Relationships

Here’s How To Sleep Over Your SO’s Family’s House Without Being Awk

Updated: 
Originally Published: 

When you're dating someone you care about, it's totally natural to want to snuggle up with them every night and wake up together every morning. But when your partner still happens to live at home with their parents, that can get a little tricky, to say the least. Is sleeping over your partner's family’s house even really an option? Or is it just too awkward? This is a question that is becoming increasingly more common, Lisa Concepcion, certified dating and relationship expert and founder of LoveQuest Coaching, tells Elite Daily. "[In] a time, especially now where student loans are crushing people, [it’s] common for adult kids to move back in with their parents," says Concepcion. Given that, how do you navigate sleepovers under the same roof as your SO's parents? Especially without things being weird over breakfast.

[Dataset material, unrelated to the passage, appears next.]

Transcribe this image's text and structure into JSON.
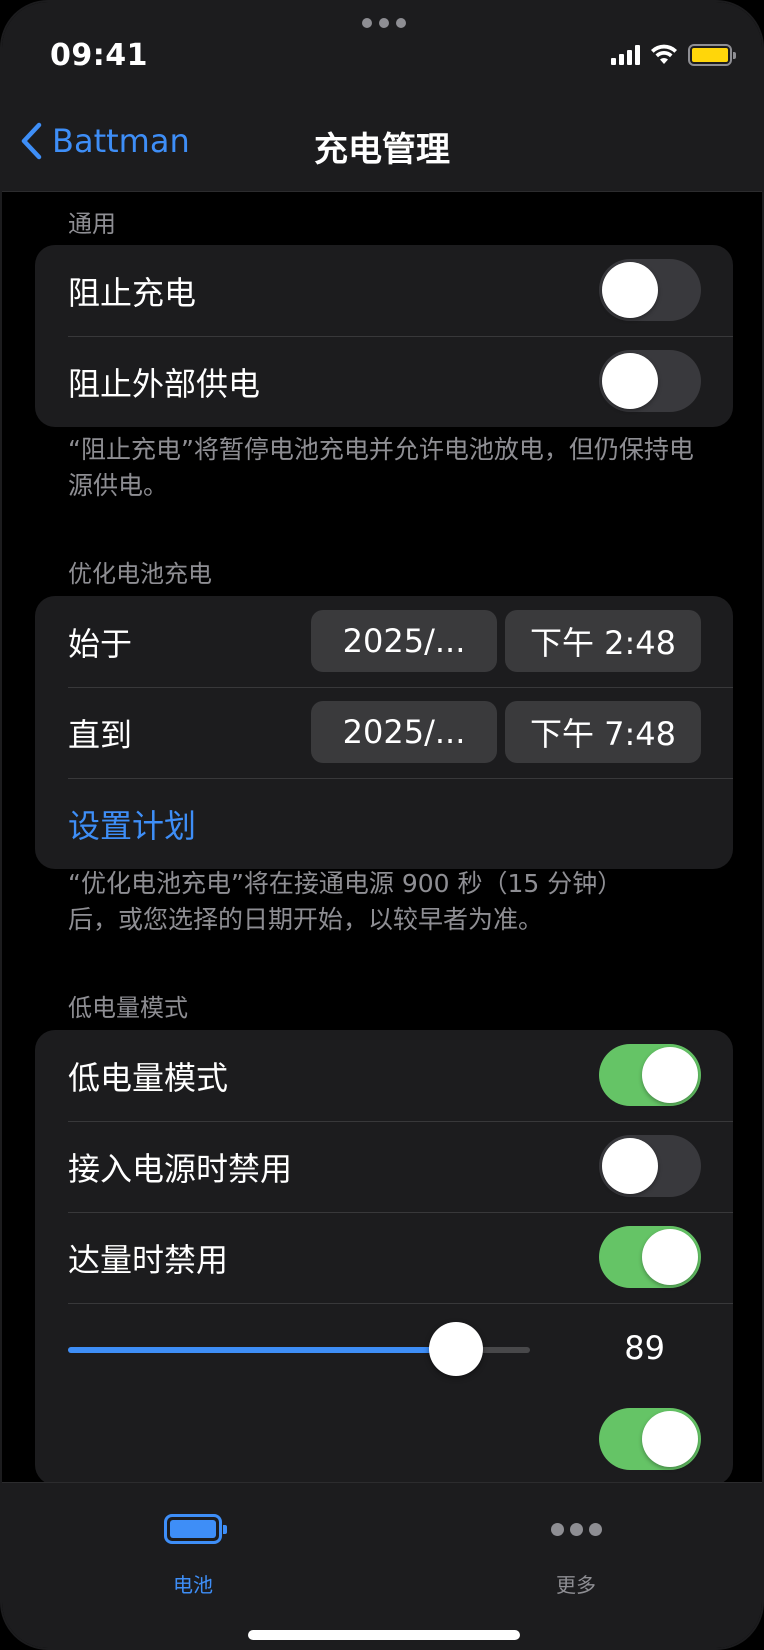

The first question to ask yourself is if it's actually really necessary to sleep over at their place, says life coach Nina Rubin. "If you live alone or with peer roommates, it is probably easier to stay at your own place," Rubin tells Elite Daily. So, if you can't avoid sleeping at your partner's place, her advice is to do so sparingly. "The reasons to stay over may be logistical: near an event or late at night. [But] it’s best not to make a habit of staying at my parents’ house," she says.

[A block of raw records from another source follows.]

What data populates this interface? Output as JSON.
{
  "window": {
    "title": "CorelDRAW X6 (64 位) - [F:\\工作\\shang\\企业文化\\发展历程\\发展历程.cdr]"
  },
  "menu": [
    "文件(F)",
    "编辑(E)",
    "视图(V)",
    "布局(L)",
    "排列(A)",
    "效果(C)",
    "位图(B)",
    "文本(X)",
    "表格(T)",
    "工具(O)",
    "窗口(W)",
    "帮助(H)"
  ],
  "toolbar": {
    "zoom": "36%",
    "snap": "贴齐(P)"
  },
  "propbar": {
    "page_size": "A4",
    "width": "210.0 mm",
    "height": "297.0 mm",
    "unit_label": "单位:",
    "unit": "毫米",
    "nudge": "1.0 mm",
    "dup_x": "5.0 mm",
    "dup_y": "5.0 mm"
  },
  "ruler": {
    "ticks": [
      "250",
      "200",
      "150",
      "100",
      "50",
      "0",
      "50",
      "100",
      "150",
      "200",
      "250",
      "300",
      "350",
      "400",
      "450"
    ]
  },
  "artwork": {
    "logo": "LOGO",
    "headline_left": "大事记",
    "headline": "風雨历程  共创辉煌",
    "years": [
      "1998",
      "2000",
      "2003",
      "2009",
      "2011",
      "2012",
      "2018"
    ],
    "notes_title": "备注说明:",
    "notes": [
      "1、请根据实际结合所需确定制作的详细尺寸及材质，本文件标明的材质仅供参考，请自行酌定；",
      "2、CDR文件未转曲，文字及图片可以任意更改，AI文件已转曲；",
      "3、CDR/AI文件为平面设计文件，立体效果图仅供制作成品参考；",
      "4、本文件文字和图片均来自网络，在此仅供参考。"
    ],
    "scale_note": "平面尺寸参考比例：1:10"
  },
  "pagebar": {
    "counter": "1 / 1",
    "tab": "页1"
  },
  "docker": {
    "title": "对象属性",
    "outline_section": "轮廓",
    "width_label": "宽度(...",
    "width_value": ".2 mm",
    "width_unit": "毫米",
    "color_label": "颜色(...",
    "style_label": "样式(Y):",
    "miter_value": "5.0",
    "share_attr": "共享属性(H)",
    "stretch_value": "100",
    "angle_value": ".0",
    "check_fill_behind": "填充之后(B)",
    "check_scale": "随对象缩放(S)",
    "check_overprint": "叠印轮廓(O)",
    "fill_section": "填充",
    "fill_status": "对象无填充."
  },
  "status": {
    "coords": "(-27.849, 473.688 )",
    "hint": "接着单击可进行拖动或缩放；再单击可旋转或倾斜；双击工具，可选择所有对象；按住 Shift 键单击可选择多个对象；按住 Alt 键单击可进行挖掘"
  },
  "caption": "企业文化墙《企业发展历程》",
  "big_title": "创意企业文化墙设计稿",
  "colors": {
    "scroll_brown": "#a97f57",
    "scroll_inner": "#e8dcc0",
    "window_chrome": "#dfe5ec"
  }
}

Some couples, however, don't have that option, so in that scenario there are things the experts say you can do to make staying the night more comfortable for everyone. It really all comes down to being respectful of the parents and of the home itself, says Rubin. "Acknowledge the parents and make conversation when you see each other. Don’t avoid them or be awkward. Make sure your partner remembers the rules of the house and you learn them also. If the house is a shoes-off zone, follow suit," she explains.

Iakov Filimonov/Shutterstock

It's also good to be a tidy and helpful overnight guest, says Concepcion. "The etiquette is to be respectful and incredibly neat. You want to make sure towels aren't left on the floor or on the bed, any cups, food, trash of any kind is handled," she advises. "Pitch in wherever possible be part of the family and don't just hunker down in a room. Make an effort to learn to cook, help out with anything and make it more about spending time together."

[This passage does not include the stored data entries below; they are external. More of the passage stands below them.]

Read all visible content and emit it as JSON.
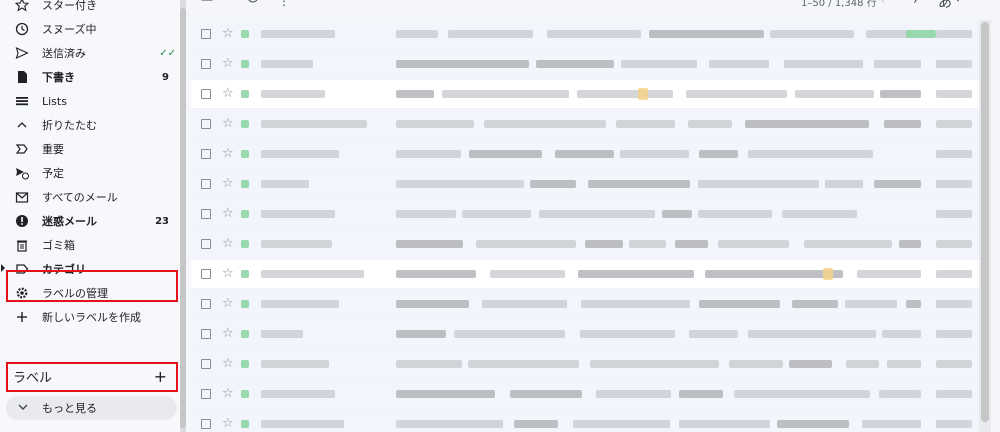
{
  "sidebar": {
    "items": [
      {
        "name": "starred",
        "label": "スター付き",
        "icon": "star-icon",
        "bold": false,
        "count": ""
      },
      {
        "name": "snoozed",
        "label": "スヌーズ中",
        "icon": "clock-icon",
        "bold": false,
        "count": ""
      },
      {
        "name": "sent",
        "label": "送信済み",
        "icon": "send-icon",
        "bold": false,
        "count": "",
        "check": "✓✓"
      },
      {
        "name": "drafts",
        "label": "下書き",
        "icon": "draft-icon",
        "bold": true,
        "count": "9"
      },
      {
        "name": "lists",
        "label": "Lists",
        "icon": "list-icon",
        "bold": false,
        "count": ""
      },
      {
        "name": "collapse",
        "label": "折りたたむ",
        "icon": "chevron-up-icon",
        "bold": false,
        "count": ""
      },
      {
        "name": "important",
        "label": "重要",
        "icon": "important-icon",
        "bold": false,
        "count": ""
      },
      {
        "name": "scheduled",
        "label": "予定",
        "icon": "scheduled-send-icon",
        "bold": false,
        "count": ""
      },
      {
        "name": "all-mail",
        "label": "すべてのメール",
        "icon": "all-mail-icon",
        "bold": false,
        "count": ""
      },
      {
        "name": "spam",
        "label": "迷惑メール",
        "icon": "spam-icon",
        "bold": true,
        "count": "23"
      },
      {
        "name": "trash",
        "label": "ゴミ箱",
        "icon": "trash-icon",
        "bold": false,
        "count": ""
      },
      {
        "name": "categories",
        "label": "カテゴリ",
        "icon": "label-icon",
        "bold": true,
        "count": ""
      },
      {
        "name": "manage-labels",
        "label": "ラベルの管理",
        "icon": "gear-icon",
        "bold": false,
        "count": ""
      },
      {
        "name": "create-label",
        "label": "新しいラベルを作成",
        "icon": "plus-icon",
        "bold": false,
        "count": ""
      }
    ],
    "labels_title": "ラベル",
    "labels_add": "+",
    "more_label": "もっと見る"
  },
  "toolbar": {
    "pagination": "1–50 / 1,348 行",
    "input_tool": "あ"
  },
  "colors": {
    "highlight": "#e1141c",
    "sidebar_bg": "#f6f8fc",
    "read_row": "#f2f6fc",
    "unread_row": "#ffffff"
  },
  "email_rows": [
    {
      "unread": false
    },
    {
      "unread": false
    },
    {
      "unread": true
    },
    {
      "unread": false
    },
    {
      "unread": false
    },
    {
      "unread": false
    },
    {
      "unread": false
    },
    {
      "unread": false
    },
    {
      "unread": true
    },
    {
      "unread": false
    },
    {
      "unread": false
    },
    {
      "unread": false
    },
    {
      "unread": false
    },
    {
      "unread": false
    }
  ]
}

As for sex in the house, Concepcion advises to chose your timing wisely. "Sex while the parents are home is off the table. However, if you want to have quickie sex while the parents step out, be certain there's no chance of getting caught," she says.

Depending on how the home is set up, Rubin takes a more relaxed approach to getting it on at the parents' house. "If your significant other has a back house or apartment, staying there isn’t really a problem. If it’s the childhood bedroom next to the parents’ room, you may feel uncomfortable in the morning," says Rubin.

Ultimately, the experts agree that while sleeping over at your SO's parents' place can be a little tricky, it can really be no big deal as long as you are respectful of the whole family, friendly, and polite. So, go on and get your overnight snuggle on.